The Joy and Light Bus Company, the twenty-second book in the series, strikes a good balance between stories that arise from the nature of the characters and cases that come to the agency, whether in the expected business fashion as with the client inquiring about his father’s testament, or through other (unfortunately less remunerative) channels, like the question of the wealthy family’s exploitation of their workers. Another nice aspect of the book is how McCall Smith shows that the agency has a small measure of fame in Gaborone. Her little white van is sometimes recognized; at other times, she is known to be “that lady with that detective agency.” A reputation can be useful to Mma Ramotswe in her work, but being known can also complicate the anonymity that helps her to discover relevant facts without the subjects of her investigations realizing what she is up to. It’s good to see McCall Smith considering how his characters have effects outside their own circles.

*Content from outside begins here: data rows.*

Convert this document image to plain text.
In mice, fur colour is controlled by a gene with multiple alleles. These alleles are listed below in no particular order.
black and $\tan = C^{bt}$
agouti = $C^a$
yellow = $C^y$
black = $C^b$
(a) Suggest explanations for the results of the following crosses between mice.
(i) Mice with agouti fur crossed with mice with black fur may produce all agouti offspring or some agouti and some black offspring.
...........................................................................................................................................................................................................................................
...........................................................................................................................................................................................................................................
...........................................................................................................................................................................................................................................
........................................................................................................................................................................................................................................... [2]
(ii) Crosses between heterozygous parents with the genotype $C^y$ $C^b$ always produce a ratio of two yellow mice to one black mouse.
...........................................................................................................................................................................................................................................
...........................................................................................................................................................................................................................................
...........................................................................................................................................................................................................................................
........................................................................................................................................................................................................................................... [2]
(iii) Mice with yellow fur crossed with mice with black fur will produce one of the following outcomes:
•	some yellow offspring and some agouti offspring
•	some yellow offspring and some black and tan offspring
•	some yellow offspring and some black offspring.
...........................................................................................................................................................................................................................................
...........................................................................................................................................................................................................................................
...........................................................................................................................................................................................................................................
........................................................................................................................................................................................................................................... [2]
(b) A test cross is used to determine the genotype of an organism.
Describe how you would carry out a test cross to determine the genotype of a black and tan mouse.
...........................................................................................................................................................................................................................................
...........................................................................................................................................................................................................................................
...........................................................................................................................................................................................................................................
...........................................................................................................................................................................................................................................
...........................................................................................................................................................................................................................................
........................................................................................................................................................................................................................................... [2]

It soon transpires that Mr J.L.B. Matekoni did in fact meet someone while on the course: a successful businessman he had known when they were both schoolboys. Mma Potokwani was right when she said that he had compared his business unfavorably to his old friend’s, and that this had made him sad. What she didn’t expect was that the friend, Mr T.K. Molefi “this holder of an MBA degree, this successful entrepreneur who had even written a forthcoming book” (p. 34), would invite Mr J.L.B. Matekoni to join in on a new business venture: the Joy and Light Bus Company. All it would take is some starting capital, raised by taking out a mortgage on the business including both the garage and the building that houses the detective agency. The bus business is also highly competitive; the planned company will start with just one bus; and it’s not clear from the description whether Mr T.K. Molefi is investing much at all for his part. Mma Ramotswe is appalled, and yet she sees how much the venture means to her husband. Is he just a mechanic with a garage, or is he a businessman?
The rest of the book is about untangling these three threads, with characters who are true to themselves and yet showing new facets, even after more than twenty books. I was tickled to think of the initials of Joy and Light Bus, in relation to their potential investor. The book is also about acceptance, at least for Mma Ramotswe: acceptance that persuading her husband not to make a mistake might be worse for him than the mistake itself, acceptance that she might be wrong about the bus company, acceptance that her client might not be the honorable actor in a case, that her friend might have had her judgment clouded by wealthy donors. It all comes right in the end, because with a title like Joy and Light, how could it be otherwise?